23. Convictions about God may be arrived at through wise reasoning, but the individual becomes God‑knowing only by faith, through personal experience. .The God‑knowing soul dares to say, "I know."

24. God is the first truth and the last fact; therefore does all truth take origin in him, while all facts exist relative to him. God is absolute truth. As truth one may know God, but to understand—to explain—God., one must explore the fact of the universe of universes.

25. The positive always has the advantage over the negative, truth over error, experience over theory, spiritual realities over the isolated facts of time and space.

26. Organic evolution is a fact; purposive or progressive evolution is a truth which makes consistent the otherwise contradictory phenomena of the ever‑ascending achievements of evolution. The higher any scientist progresses in his chosen science, the more will he abandon the theories of materialistic fact in favor of the cosmic truth of the dominance of the Supreme Mind.

27. The Universal Father, being self‑existent, is also self‑explanatory; he actually lives in every rational mortal. But you cannot be sure about God unless you know him ...God is the one and only self‑caused fact in the universe. He is the secret of the order, plan, and purpose of the whole creation of things and beings….Of God, the most inescapable of all presences, the most real of all facts, the most living of all truths, the most loving of all friends, and the most divine of all values, we have the right to be the most certain of all universe experiences

28. But it is true that many who are inwardly sure about God fear to assert such feelings of certainty because of the multiplicity and cleverness of those who assemble objections and magnify difficulties about believing in God. It requires no great depth of intellect to pick flaws, ask questions, or raise objections. But it does require brilliance of mind to answer these questions and solve these difficulties.

29. The highest evidence of the reality and efficacy of religion consists in the fact of human experience.

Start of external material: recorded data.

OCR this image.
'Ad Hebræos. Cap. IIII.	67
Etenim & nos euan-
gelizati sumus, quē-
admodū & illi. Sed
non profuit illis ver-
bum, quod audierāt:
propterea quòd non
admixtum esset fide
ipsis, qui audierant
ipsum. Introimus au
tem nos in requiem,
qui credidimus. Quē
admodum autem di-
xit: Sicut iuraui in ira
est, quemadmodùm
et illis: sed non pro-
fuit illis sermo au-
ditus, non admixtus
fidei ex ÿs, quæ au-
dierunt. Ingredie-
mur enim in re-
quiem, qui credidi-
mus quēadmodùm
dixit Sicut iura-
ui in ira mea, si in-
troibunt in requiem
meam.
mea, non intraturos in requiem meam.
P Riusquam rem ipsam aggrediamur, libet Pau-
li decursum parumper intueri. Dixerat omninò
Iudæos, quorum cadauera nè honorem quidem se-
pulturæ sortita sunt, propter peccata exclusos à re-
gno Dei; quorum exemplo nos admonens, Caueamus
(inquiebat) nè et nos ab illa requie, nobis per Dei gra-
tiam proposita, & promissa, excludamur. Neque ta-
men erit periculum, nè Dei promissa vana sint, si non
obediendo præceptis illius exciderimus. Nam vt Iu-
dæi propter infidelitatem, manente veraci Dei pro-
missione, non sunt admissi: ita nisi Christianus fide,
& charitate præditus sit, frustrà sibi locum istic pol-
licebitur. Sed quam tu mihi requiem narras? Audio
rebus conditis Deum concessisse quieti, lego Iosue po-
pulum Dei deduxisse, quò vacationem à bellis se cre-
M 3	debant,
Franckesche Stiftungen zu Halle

30.  Many of the world's most notable religious teachers have been virtually unlettered. The wisdom of the world is not necessary to an exercise of saving faith in eternal realities.

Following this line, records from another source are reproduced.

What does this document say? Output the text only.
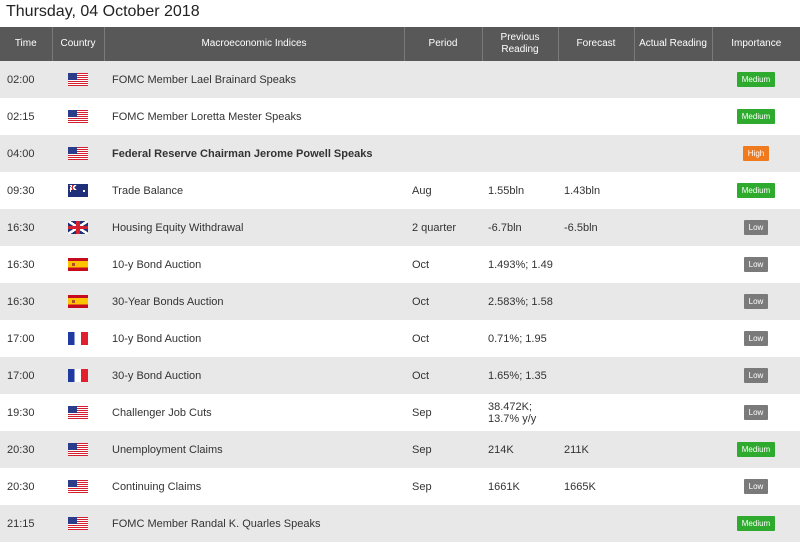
Thursday, 04 October 2018
Time	Country	Macroeconomic Indices	Period	Previous Reading	Forecast	Actual Reading	Importance
02:00		FOMC Member Lael Brainard Speaks					Medium
02:15		FOMC Member Loretta Mester Speaks					Medium
04:00		Federal Reserve Chairman Jerome Powell Speaks					High
09:30		Trade Balance	Aug	1.55bln	1.43bln		Medium
16:30		Housing Equity Withdrawal	2 quarter	-6.7bln	-6.5bln		Low
16:30		10-y Bond Auction	Oct	1.493%; 1.49			Low
16:30		30-Year Bonds Auction	Oct	2.583%; 1.58			Low
17:00		10-y Bond Auction	Oct	0.71%; 1.95			Low
17:00		30-y Bond Auction	Oct	1.65%; 1.35			Low
19:30		Challenger Job Cuts	Sep	38.472K; 13.7% y/y			Low
20:30		Unemployment Claims	Sep	214K	211K		Medium
20:30		Continuing Claims	Sep	1661K	1665K		Low
21:15		FOMC Member Randal K. Quarles Speaks					Medium
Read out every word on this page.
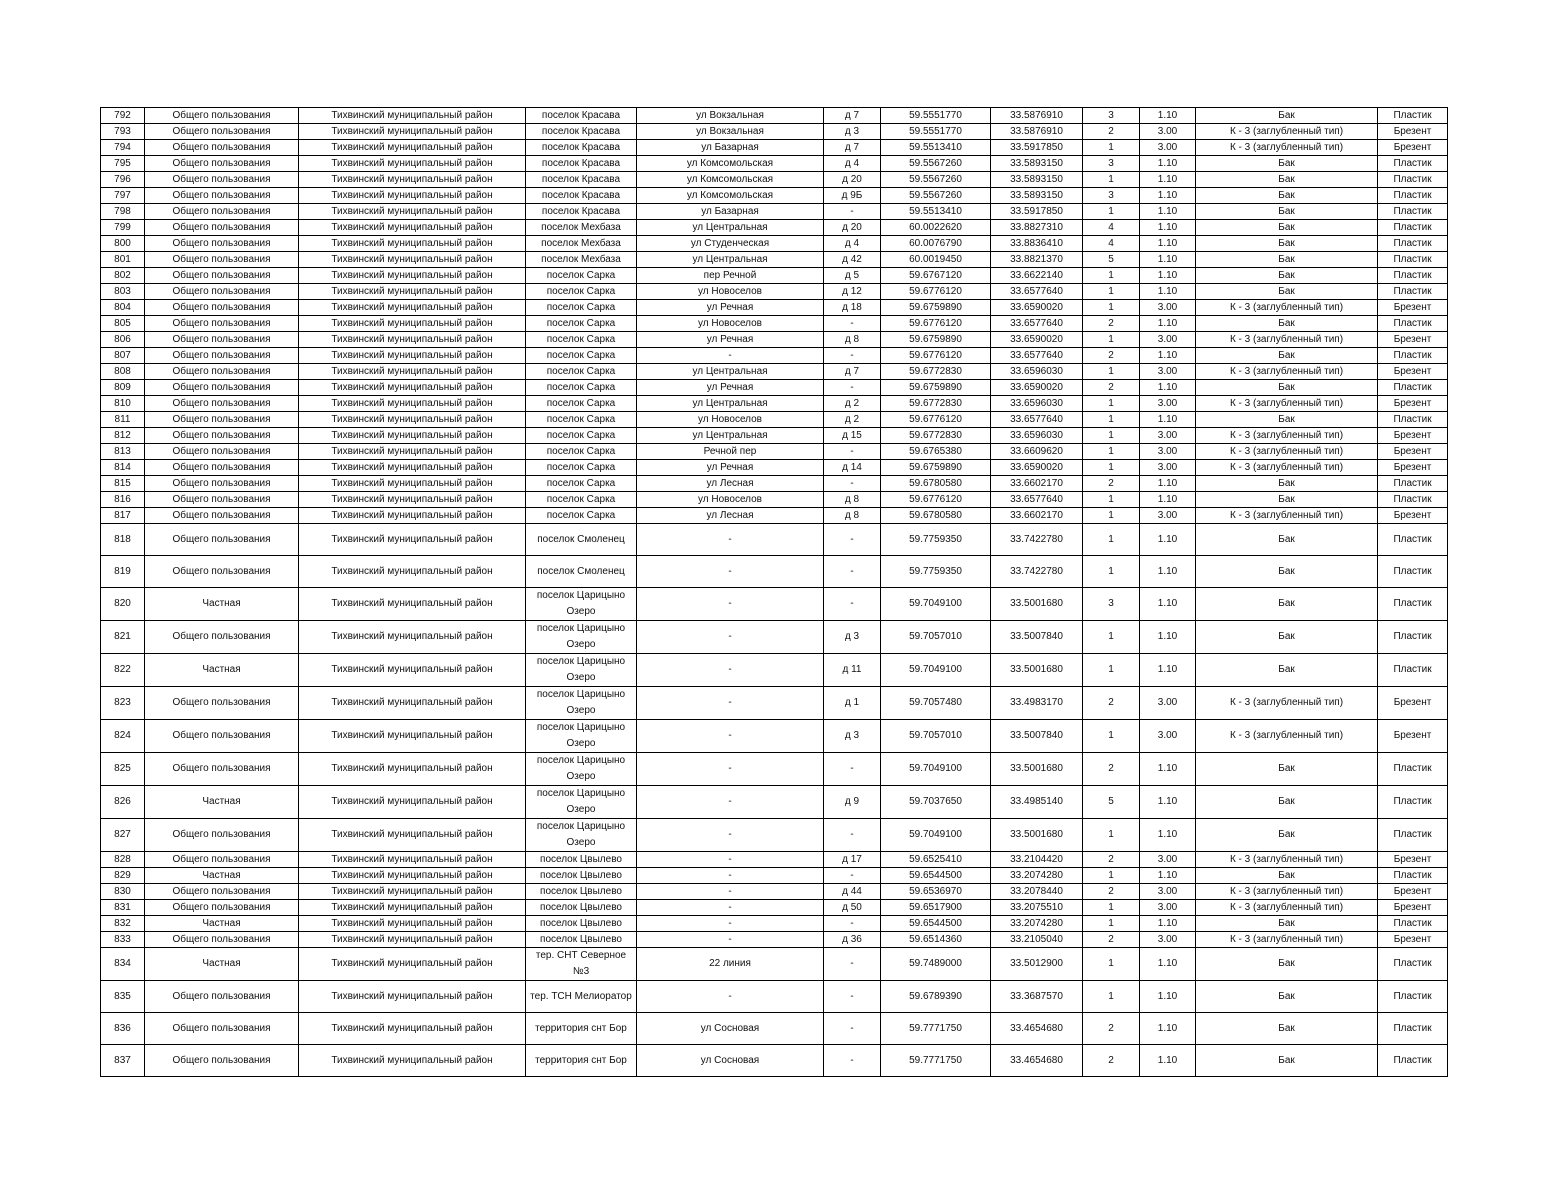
792	Общего пользования	Тихвинский муниципальный район	поселок Красава	ул Вокзальная	д 7	59.5551770	33.5876910	3	1.10	Бак	Пластик
793	Общего пользования	Тихвинский муниципальный район	поселок Красава	ул Вокзальная	д 3	59.5551770	33.5876910	2	3.00	К - 3 (заглубленный тип)	Брезент
794	Общего пользования	Тихвинский муниципальный район	поселок Красава	ул Базарная	д 7	59.5513410	33.5917850	1	3.00	К - 3 (заглубленный тип)	Брезент
795	Общего пользования	Тихвинский муниципальный район	поселок Красава	ул Комсомольская	д 4	59.5567260	33.5893150	3	1.10	Бак	Пластик
796	Общего пользования	Тихвинский муниципальный район	поселок Красава	ул Комсомольская	д 20	59.5567260	33.5893150	1	1.10	Бак	Пластик
797	Общего пользования	Тихвинский муниципальный район	поселок Красава	ул Комсомольская	д 9Б	59.5567260	33.5893150	3	1.10	Бак	Пластик
798	Общего пользования	Тихвинский муниципальный район	поселок Красава	ул Базарная	-	59.5513410	33.5917850	1	1.10	Бак	Пластик
799	Общего пользования	Тихвинский муниципальный район	поселок Мехбаза	ул Центральная	д 20	60.0022620	33.8827310	4	1.10	Бак	Пластик
800	Общего пользования	Тихвинский муниципальный район	поселок Мехбаза	ул Студенческая	д 4	60.0076790	33.8836410	4	1.10	Бак	Пластик
801	Общего пользования	Тихвинский муниципальный район	поселок Мехбаза	ул Центральная	д 42	60.0019450	33.8821370	5	1.10	Бак	Пластик
802	Общего пользования	Тихвинский муниципальный район	поселок Сарка	пер Речной	д 5	59.6767120	33.6622140	1	1.10	Бак	Пластик
803	Общего пользования	Тихвинский муниципальный район	поселок Сарка	ул Новоселов	д 12	59.6776120	33.6577640	1	1.10	Бак	Пластик
804	Общего пользования	Тихвинский муниципальный район	поселок Сарка	ул Речная	д 18	59.6759890	33.6590020	1	3.00	К - 3 (заглубленный тип)	Брезент
805	Общего пользования	Тихвинский муниципальный район	поселок Сарка	ул Новоселов	-	59.6776120	33.6577640	2	1.10	Бак	Пластик
806	Общего пользования	Тихвинский муниципальный район	поселок Сарка	ул Речная	д 8	59.6759890	33.6590020	1	3.00	К - 3 (заглубленный тип)	Брезент
807	Общего пользования	Тихвинский муниципальный район	поселок Сарка	-	-	59.6776120	33.6577640	2	1.10	Бак	Пластик
808	Общего пользования	Тихвинский муниципальный район	поселок Сарка	ул Центральная	д 7	59.6772830	33.6596030	1	3.00	К - 3 (заглубленный тип)	Брезент
809	Общего пользования	Тихвинский муниципальный район	поселок Сарка	ул Речная	-	59.6759890	33.6590020	2	1.10	Бак	Пластик
810	Общего пользования	Тихвинский муниципальный район	поселок Сарка	ул Центральная	д 2	59.6772830	33.6596030	1	3.00	К - 3 (заглубленный тип)	Брезент
811	Общего пользования	Тихвинский муниципальный район	поселок Сарка	ул Новоселов	д 2	59.6776120	33.6577640	1	1.10	Бак	Пластик
812	Общего пользования	Тихвинский муниципальный район	поселок Сарка	ул Центральная	д 15	59.6772830	33.6596030	1	3.00	К - 3 (заглубленный тип)	Брезент
813	Общего пользования	Тихвинский муниципальный район	поселок Сарка	Речной пер	-	59.6765380	33.6609620	1	3.00	К - 3 (заглубленный тип)	Брезент
814	Общего пользования	Тихвинский муниципальный район	поселок Сарка	ул Речная	д 14	59.6759890	33.6590020	1	3.00	К - 3 (заглубленный тип)	Брезент
815	Общего пользования	Тихвинский муниципальный район	поселок Сарка	ул Лесная	-	59.6780580	33.6602170	2	1.10	Бак	Пластик
816	Общего пользования	Тихвинский муниципальный район	поселок Сарка	ул Новоселов	д 8	59.6776120	33.6577640	1	1.10	Бак	Пластик
817	Общего пользования	Тихвинский муниципальный район	поселок Сарка	ул Лесная	д 8	59.6780580	33.6602170	1	3.00	К - 3 (заглубленный тип)	Брезент
818	Общего пользования	Тихвинский муниципальный район	поселок Смоленец	-	-	59.7759350	33.7422780	1	1.10	Бак	Пластик
819	Общего пользования	Тихвинский муниципальный район	поселок Смоленец	-	-	59.7759350	33.7422780	1	1.10	Бак	Пластик
820	Частная	Тихвинский муниципальный район	поселок Царицыно Озеро	-	-	59.7049100	33.5001680	3	1.10	Бак	Пластик
821	Общего пользования	Тихвинский муниципальный район	поселок Царицыно Озеро	-	д 3	59.7057010	33.5007840	1	1.10	Бак	Пластик
822	Частная	Тихвинский муниципальный район	поселок Царицыно Озеро	-	д 11	59.7049100	33.5001680	1	1.10	Бак	Пластик
823	Общего пользования	Тихвинский муниципальный район	поселок Царицыно Озеро	-	д 1	59.7057480	33.4983170	2	3.00	К - 3 (заглубленный тип)	Брезент
824	Общего пользования	Тихвинский муниципальный район	поселок Царицыно Озеро	-	д 3	59.7057010	33.5007840	1	3.00	К - 3 (заглубленный тип)	Брезент
825	Общего пользования	Тихвинский муниципальный район	поселок Царицыно Озеро	-	-	59.7049100	33.5001680	2	1.10	Бак	Пластик
826	Частная	Тихвинский муниципальный район	поселок Царицыно Озеро	-	д 9	59.7037650	33.4985140	5	1.10	Бак	Пластик
827	Общего пользования	Тихвинский муниципальный район	поселок Царицыно Озеро	-	-	59.7049100	33.5001680	1	1.10	Бак	Пластик
828	Общего пользования	Тихвинский муниципальный район	поселок Цвылево	-	д 17	59.6525410	33.2104420	2	3.00	К - 3 (заглубленный тип)	Брезент
829	Частная	Тихвинский муниципальный район	поселок Цвылево	-	-	59.6544500	33.2074280	1	1.10	Бак	Пластик
830	Общего пользования	Тихвинский муниципальный район	поселок Цвылево	-	д 44	59.6536970	33.2078440	2	3.00	К - 3 (заглубленный тип)	Брезент
831	Общего пользования	Тихвинский муниципальный район	поселок Цвылево	-	д 50	59.6517900	33.2075510	1	3.00	К - 3 (заглубленный тип)	Брезент
832	Частная	Тихвинский муниципальный район	поселок Цвылево	-	-	59.6544500	33.2074280	1	1.10	Бак	Пластик
833	Общего пользования	Тихвинский муниципальный район	поселок Цвылево	-	д 36	59.6514360	33.2105040	2	3.00	К - 3 (заглубленный тип)	Брезент
834	Частная	Тихвинский муниципальный район	тер. СНТ Северное №3	22 линия	-	59.7489000	33.5012900	1	1.10	Бак	Пластик
835	Общего пользования	Тихвинский муниципальный район	тер. ТСН Мелиоратор	-	-	59.6789390	33.3687570	1	1.10	Бак	Пластик
836	Общего пользования	Тихвинский муниципальный район	территория снт Бор	ул Сосновая	-	59.7771750	33.4654680	2	1.10	Бак	Пластик
837	Общего пользования	Тихвинский муниципальный район	территория снт Бор	ул Сосновая	-	59.7771750	33.4654680	2	1.10	Бак	Пластик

31. While personal religion precedes the evolution of human morals, it is regretfully recorded that institutional religion has invariably lagged behind the slowly changing mores of the human races ...The prophets have usually led the people in religious development; the theologians have usually held them back.

32. But religion is never enhanced by an appeal to the so‑called miraculous. The quest for miracles is a harking back to the primitive religions of magic. True religion has nothing to do with alleged miracles, and never does revealed religion point to miracles as proof of authority. Religion is ever and always rooted and grounded in personal experience. And your highest religion, the life of Jesus, was just such a personal experience: man, mortal man, seeking God and finding him to the fullness during one short life in the flesh.

Discussion Questions

1. How do we explain the fact that religious people “exhibit a stabilization of personality and tranquility of character not explainable by the laws of physiology, psychology, and sociology?”

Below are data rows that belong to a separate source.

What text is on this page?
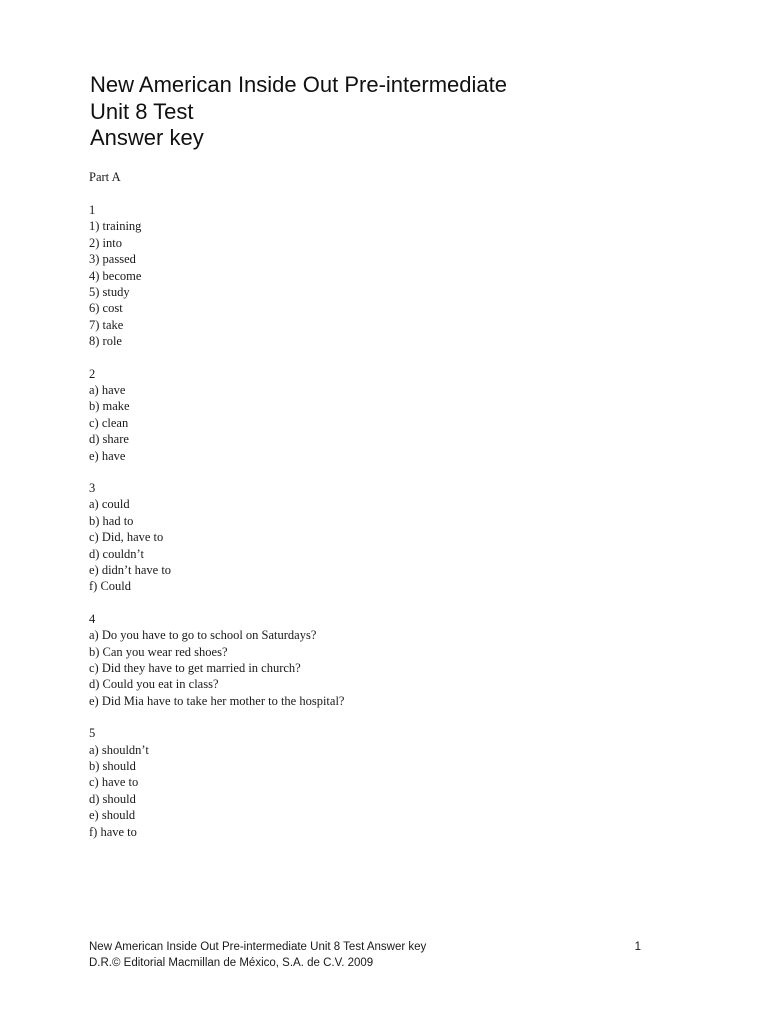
New American Inside Out Pre-intermediate
Unit 8 Test
Answer key
Part A
1
1) training
2) into
3) passed
4) become
5) study
6) cost
7) take
8) role
2
a) have
b) make
c) clean
d) share
e) have
3
a) could
b) had to
c) Did, have to
d) couldn’t
e) didn’t have to
f) Could
4
a) Do you have to go to school on Saturdays?
b) Can you wear red shoes?
c) Did they have to get married in church?
d) Could you eat in class?
e) Did Mia have to take her mother to the hospital?
5
a) shouldn’t
b) should
c) have to
d) should
e) should
f) have to
New American Inside Out Pre-intermediate Unit 8 Test Answer key	1
D.R.© Editorial Macmillan de México, S.A. de C.V. 2009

2. What is the difference between a living religion and the belief in doctrines and dogmas?

3. How do we achieve a balanced knowledge of facts, meanings, and values?

4. How do we tell whether our actions are motivated by religion or some other source?

5. How do we recognize the necessity of thought while at the same time discounting the spiritual serviceableness of all thinking?

6. Does religious speculation tend to translate religion into something material or humanistic rather than unselfish acts of social service?

7. Why has institutional religion and theologians usually held back religious development and prophets led spiritual growth?